Teenage pregnancy also affects the marriage prospects of young women. Studies carried out in the US have reported that teen mothers are more likely to be single parents and if married to experience high divorce rates (Ashcraft and Lang, 2006; National Campaign to Prevent Teen Pregnancy, 2002; UNFPA, 2007). Premarital fertility is high in SA and in the Black and Coloured communities, it does not necessarily lead to marriage.
However, acknowledgement of paternity is critical to reduce stigma of early pregnancy and for the child to receive social and ﬁnancial support from the father. Ironically, women report that young fathers often deny paternity to protect their own educational and ﬁnancial aspirations. (Varga, 2003). This is in contrast to more recent studies among young men, who report high levels of responsibility for children and that few deny paternity (Swartz & Bhana, 2009).
Women who begin childbearing in their teen years are at increased risk of having more children over a short space of time. In the US, twenty ﬁve percent of teen mothers have another child within two years of the ﬁrst child (National Campaign to Prevent Teen Pregnancy, 2002).

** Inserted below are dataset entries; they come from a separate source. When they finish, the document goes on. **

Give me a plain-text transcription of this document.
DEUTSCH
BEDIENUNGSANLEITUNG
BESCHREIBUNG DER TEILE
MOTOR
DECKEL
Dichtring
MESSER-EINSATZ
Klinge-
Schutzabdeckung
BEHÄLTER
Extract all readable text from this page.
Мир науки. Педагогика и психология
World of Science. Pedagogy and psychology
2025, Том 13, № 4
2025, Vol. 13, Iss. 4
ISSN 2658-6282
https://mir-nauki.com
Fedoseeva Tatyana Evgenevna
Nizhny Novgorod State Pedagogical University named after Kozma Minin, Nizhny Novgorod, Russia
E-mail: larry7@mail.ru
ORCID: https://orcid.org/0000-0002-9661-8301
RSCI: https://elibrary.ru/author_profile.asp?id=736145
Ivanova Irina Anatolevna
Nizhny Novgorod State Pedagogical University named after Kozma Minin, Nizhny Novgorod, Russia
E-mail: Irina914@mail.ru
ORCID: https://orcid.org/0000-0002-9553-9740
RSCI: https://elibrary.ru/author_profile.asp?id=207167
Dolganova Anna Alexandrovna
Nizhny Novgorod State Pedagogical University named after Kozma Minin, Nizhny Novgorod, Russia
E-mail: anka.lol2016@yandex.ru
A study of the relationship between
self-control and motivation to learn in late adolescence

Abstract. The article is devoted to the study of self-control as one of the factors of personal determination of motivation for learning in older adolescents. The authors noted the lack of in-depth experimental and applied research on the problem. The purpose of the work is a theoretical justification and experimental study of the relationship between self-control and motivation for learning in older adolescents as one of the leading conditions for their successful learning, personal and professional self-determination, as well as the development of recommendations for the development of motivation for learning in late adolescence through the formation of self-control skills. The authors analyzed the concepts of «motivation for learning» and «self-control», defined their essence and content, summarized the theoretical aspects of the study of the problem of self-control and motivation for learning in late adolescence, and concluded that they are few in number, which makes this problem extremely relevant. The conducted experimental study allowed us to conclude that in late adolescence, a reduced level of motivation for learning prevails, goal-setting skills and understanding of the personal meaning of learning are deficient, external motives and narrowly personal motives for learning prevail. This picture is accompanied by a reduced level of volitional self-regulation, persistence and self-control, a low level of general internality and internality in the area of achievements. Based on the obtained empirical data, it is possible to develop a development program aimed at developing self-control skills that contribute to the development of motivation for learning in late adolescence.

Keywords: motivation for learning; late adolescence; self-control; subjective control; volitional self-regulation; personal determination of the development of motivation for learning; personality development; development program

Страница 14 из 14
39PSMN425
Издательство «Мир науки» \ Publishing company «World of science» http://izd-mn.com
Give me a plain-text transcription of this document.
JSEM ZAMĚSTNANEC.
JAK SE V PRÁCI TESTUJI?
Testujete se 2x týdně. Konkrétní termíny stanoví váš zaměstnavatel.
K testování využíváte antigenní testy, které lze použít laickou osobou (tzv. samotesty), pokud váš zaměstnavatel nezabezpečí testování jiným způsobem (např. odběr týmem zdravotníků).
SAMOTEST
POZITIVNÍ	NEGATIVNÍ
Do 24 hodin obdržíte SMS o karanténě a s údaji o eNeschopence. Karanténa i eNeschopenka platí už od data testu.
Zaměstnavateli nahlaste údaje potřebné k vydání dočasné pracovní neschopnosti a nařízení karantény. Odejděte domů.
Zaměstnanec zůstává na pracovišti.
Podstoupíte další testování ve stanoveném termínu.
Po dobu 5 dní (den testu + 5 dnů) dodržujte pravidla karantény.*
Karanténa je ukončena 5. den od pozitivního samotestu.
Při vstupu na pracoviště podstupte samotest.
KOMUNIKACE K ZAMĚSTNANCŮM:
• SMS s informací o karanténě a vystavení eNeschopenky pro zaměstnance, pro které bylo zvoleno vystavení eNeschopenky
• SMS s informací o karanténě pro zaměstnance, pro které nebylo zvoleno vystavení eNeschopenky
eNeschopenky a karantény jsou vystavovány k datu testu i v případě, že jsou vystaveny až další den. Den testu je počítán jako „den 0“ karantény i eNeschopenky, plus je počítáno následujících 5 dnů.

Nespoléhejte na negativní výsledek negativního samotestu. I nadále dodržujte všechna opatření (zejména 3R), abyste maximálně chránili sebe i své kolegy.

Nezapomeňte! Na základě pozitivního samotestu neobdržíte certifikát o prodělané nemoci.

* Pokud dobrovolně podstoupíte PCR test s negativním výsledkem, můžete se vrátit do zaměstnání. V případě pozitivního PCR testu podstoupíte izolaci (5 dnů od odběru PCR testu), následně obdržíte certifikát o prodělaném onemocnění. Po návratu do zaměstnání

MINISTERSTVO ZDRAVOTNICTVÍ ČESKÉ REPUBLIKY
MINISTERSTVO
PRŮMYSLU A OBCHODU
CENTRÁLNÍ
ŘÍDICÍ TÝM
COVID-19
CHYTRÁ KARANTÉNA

SA deviates from this norm. Although age at ﬁrst birth is low in SA, women signiﬁcantly delay second birth. Using data from the Agincourt surveillance system Garenne, Tollman and Kahn (2000) showed a bimodal pattern of fertility among young women, with a ﬁrst peak in the teenage years and a second in the mid-to late 20s. Studies have also reported much higher contraceptive use among those teenagers who have had an early pregnancy. MacPhail and colleagues (2007) reported that pregnancy was a signiﬁcant determinant of contraceptive use among women aged 15-24 years in SA. Qualitative research indicates that educational aspirations are a signiﬁcant reason why young women delay second birth (Kaufman et al., 2001) in SA.